Üçüncü grup ticari davalar, yalnızca bir tarafın ticari işletmesini ilgilendiren havale, vedia ve fikri haklara ilişkin davalardır. Yukarıda açıklandığı üzere bir davanın ticari dava sayılması için kural olarak ya mutlak ticari davalar arasında yer alması ya da her iki tarafın ticari işletmesiyle ilgili bulunması gerekirken havale, vedia ve fikri haklara ilişkin davaların ticari nitelikte sayılması için yalnızca bir yanın ticari işletmesiyle ilgili olması TTK’da yeterli görülmüştür.

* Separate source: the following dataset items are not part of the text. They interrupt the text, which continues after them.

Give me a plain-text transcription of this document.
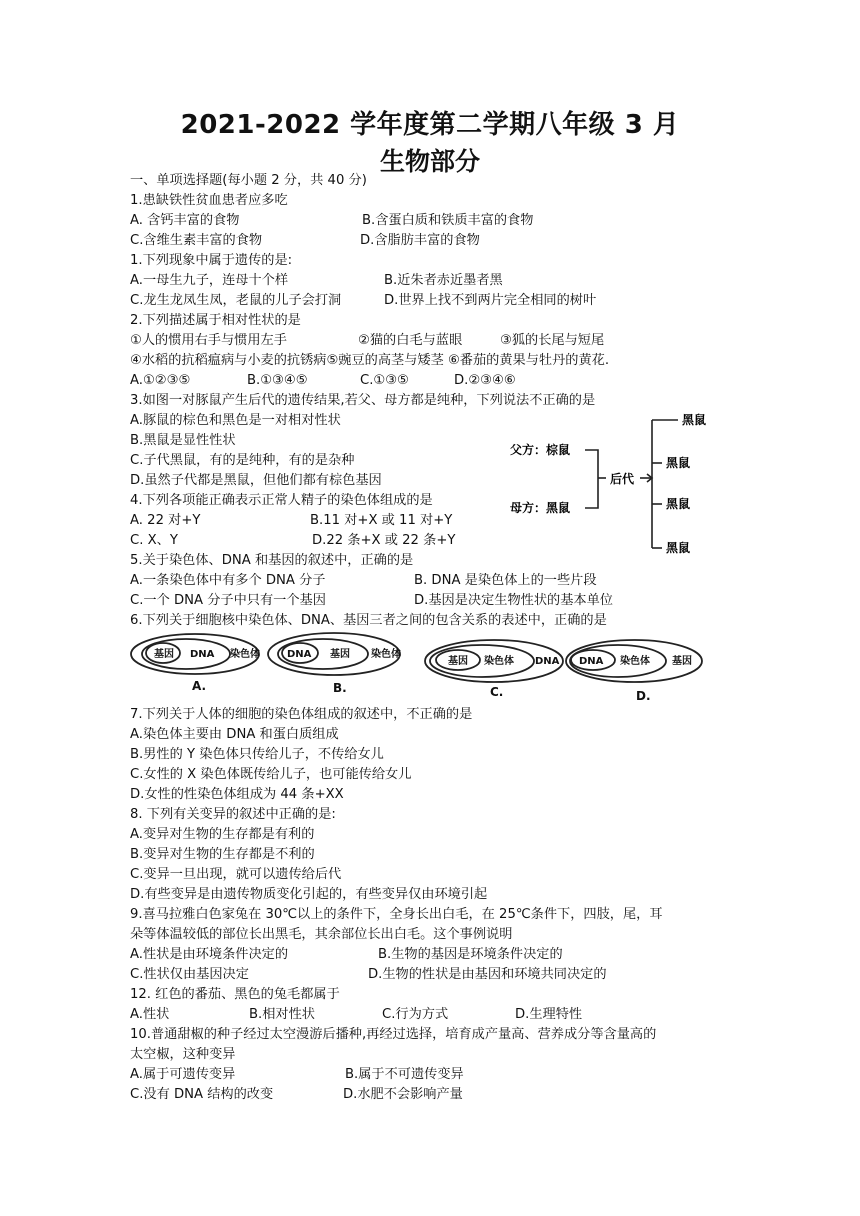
2021-2022 学年度第二学期八年级 3 月
生物部分
一、单项选择题(每小题 2 分，共 40 分)
1.患缺铁性贫血患者应多吃
A. 含钙丰富的食物	B.含蛋白质和铁质丰富的食物
C.含维生素丰富的食物	D.含脂肪丰富的食物
1.下列现象中属于遗传的是:
A.一母生九子，连母十个样	B.近朱者赤近墨者黑
C.龙生龙凤生凤，老鼠的儿子会打洞	D.世界上找不到两片完全相同的树叶
2.下列描述属于相对性状的是
①人的惯用右手与惯用左手	②猫的白毛与蓝眼	③狐的长尾与短尾
④水稻的抗稻瘟病与小麦的抗锈病⑤豌豆的高茎与矮茎 ⑥番茄的黄果与牡丹的黄花.
A.①②③⑤	B.①③④⑤	C.①③⑤	D.②③④⑥
3.如图一对豚鼠产生后代的遗传结果,若父、母方都是纯种，下列说法不正确的是
A.豚鼠的棕色和黑色是一对相对性状
B.黑鼠是显性性状
C.子代黑鼠，有的是纯种，有的是杂种
D.虽然子代都是黑鼠，但他们都有棕色基因
父方：棕鼠
母方：黑鼠
后代
黑鼠
黑鼠
黑鼠
黑鼠
4.下列各项能正确表示正常人精子的染色体组成的是
A. 22 对+Y	B.11 对+X 或 11 对+Y
C. X、Y	D.22 条+X 或 22 条+Y
5.关于染色体、DNA 和基因的叙述中，正确的是
A.一条染色体中有多个 DNA 分子	B. DNA 是染色体上的一些片段
C.一个 DNA 分子中只有一个基因	D.基因是决定生物性状的基本单位
6.下列关于细胞核中染色体、DNA、基因三者之间的包含关系的表述中，正确的是
基因 DNA 染色体	DNA 基因 染色体
基因 染色体 DNA DNA 染色体 基因
A.	B.	C.	D.
7.下列关于人体的细胞的染色体组成的叙述中，不正确的是
A.染色体主要由 DNA 和蛋白质组成
B.男性的 Y 染色体只传给儿子，不传给女儿
C.女性的 X 染色体既传给儿子，也可能传给女儿
D.女性的性染色体组成为 44 条+XX
8. 下列有关变异的叙述中正确的是:
A.变异对生物的生存都是有利的
B.变异对生物的生存都是不利的
C.变异一旦出现，就可以遗传给后代
D.有些变异是由遗传物质变化引起的，有些变异仅由环境引起
9.喜马拉雅白色家兔在 30℃以上的条件下，全身长出白毛，在 25℃条件下，四肢，尾，耳
朵等体温较低的部位长出黑毛，其余部位长出白毛。这个事例说明
A.性状是由环境条件决定的	B.生物的基因是环境条件决定的
C.性状仅由基因决定	D.生物的性状是由基因和环境共同决定的
12. 红色的番茄、黑色的兔毛都属于
A.性状	B.相对性状	C.行为方式	D.生理特性
10.普通甜椒的种子经过太空漫游后播种,再经过选择，培育成产量高、营养成分等含量高的
太空椒，这种变异
A.属于可遗传变异	B.属于不可遗传变异
C.没有 DNA 结构的改变	D.水肥不会影响产量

Somut olayda; 30/03/2018 tarihli Özel Güvenlik Hizmet Alımı Sözleşmesinin düzenlendiği buna ilişkin alacağın istendiği görülmektedir. Yukarıda açıklanan yasa maddeleri ve düzenlemeler ışığında, somut uyuşmazlıkta davacı güvenlik hizmeti şirketi ile davalı … tüketici konumunda olup, davacı ile aralarında akdedilen güvenlik hizmet alımı sözleşmesi bir tüketici işlemidir. Site Yönetimleri kat maliklerinin vekili sıfatıyla imzalanmış olduğu sözleşmelerde kat malikleri de sözleşmenin tarafı haline gelir. Bu nedenle aralarındaki hukuki ilişki de 3-1-L maddesinde tanımlanan hizmet akdinden doğmaktadır. Dolayısıyla taraflar arasında tüketici işlemi söz konusudur. O halde, tüketici işleminden kaynaklanan bu uyuşmazlığın Tüketici Mahkemesi tarafından görülmesi gerekir.

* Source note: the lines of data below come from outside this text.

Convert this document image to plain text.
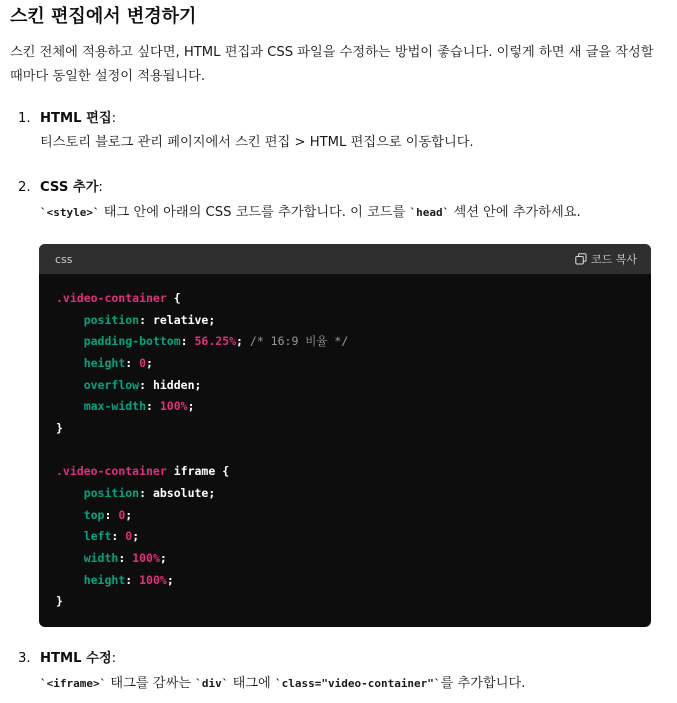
스킨 편집에서 변경하기

스킨 전체에 적용하고 싶다면, HTML 편집과 CSS 파일을 수정하는 방법이 좋습니다. 이렇게 하면 새 글을 작성할 때마다 동일한 설정이 적용됩니다.

1. HTML 편집:
티스토리 블로그 관리 페이지에서 스킨 편집 > HTML 편집으로 이동합니다.
2. CSS 추가:
`<style>` 태그 안에 아래의 CSS 코드를 추가합니다. 이 코드를 `head` 섹션 안에 추가하세요.
css	코드 복사
.video-container {
position: relative;
padding-bottom: 56.25%; /* 16:9 비율 */
height: 0;
overflow: hidden;
max-width: 100%;
}

.video-container iframe {
position: absolute;
top: 0;
left: 0;
width: 100%;
height: 100%;
}
3. HTML 수정:
`<iframe>` 태그를 감싸는 `div` 태그에 `class="video-container"`를 추가합니다.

6502 sayılı Kanuna göre, davalı sigorta şirketi satıcı veya sağlayıcı vasfındadır. Sigorta poliçesine konu sigortacılık hizmeti ise, kanunun tanımladığı hizmet vasfındadır. Davacı ise kanunun 3.maddesinin (k) bendinde sayılan tüketici vasfındadır.
Aynı maddenin (1) bendine göre sağlayıcı sayılan davacı ile tüketici sayılan davalılar arasındaki sigortaya ilişkin her türlü sözleşme ve hukuki işlem kapsamında kalan tüketici işlemi ise bu davanın konusunu oluşturmaktadır.
Tüm dosya kapsamından; somut uyuşmazlık 6502 sayılı Kanunun 3.maddesine göre tüketici işlemi veya tüketiciye yönelik uygulamalardan doğmuş olup, aynı kanunun 73.maddesi gereği davaya bakmak görevi tüketici mahkemesine aittir. Davanın açıldığı tarih itibarı ile 6502 sayılı Kanun yürürlüğe girmiştir. Bu kanun hükümlerinin uygulanması gerekmektedir .(İstanbul … BAM …. Esas, …. Karar ilamı da bu doğrultudadır.)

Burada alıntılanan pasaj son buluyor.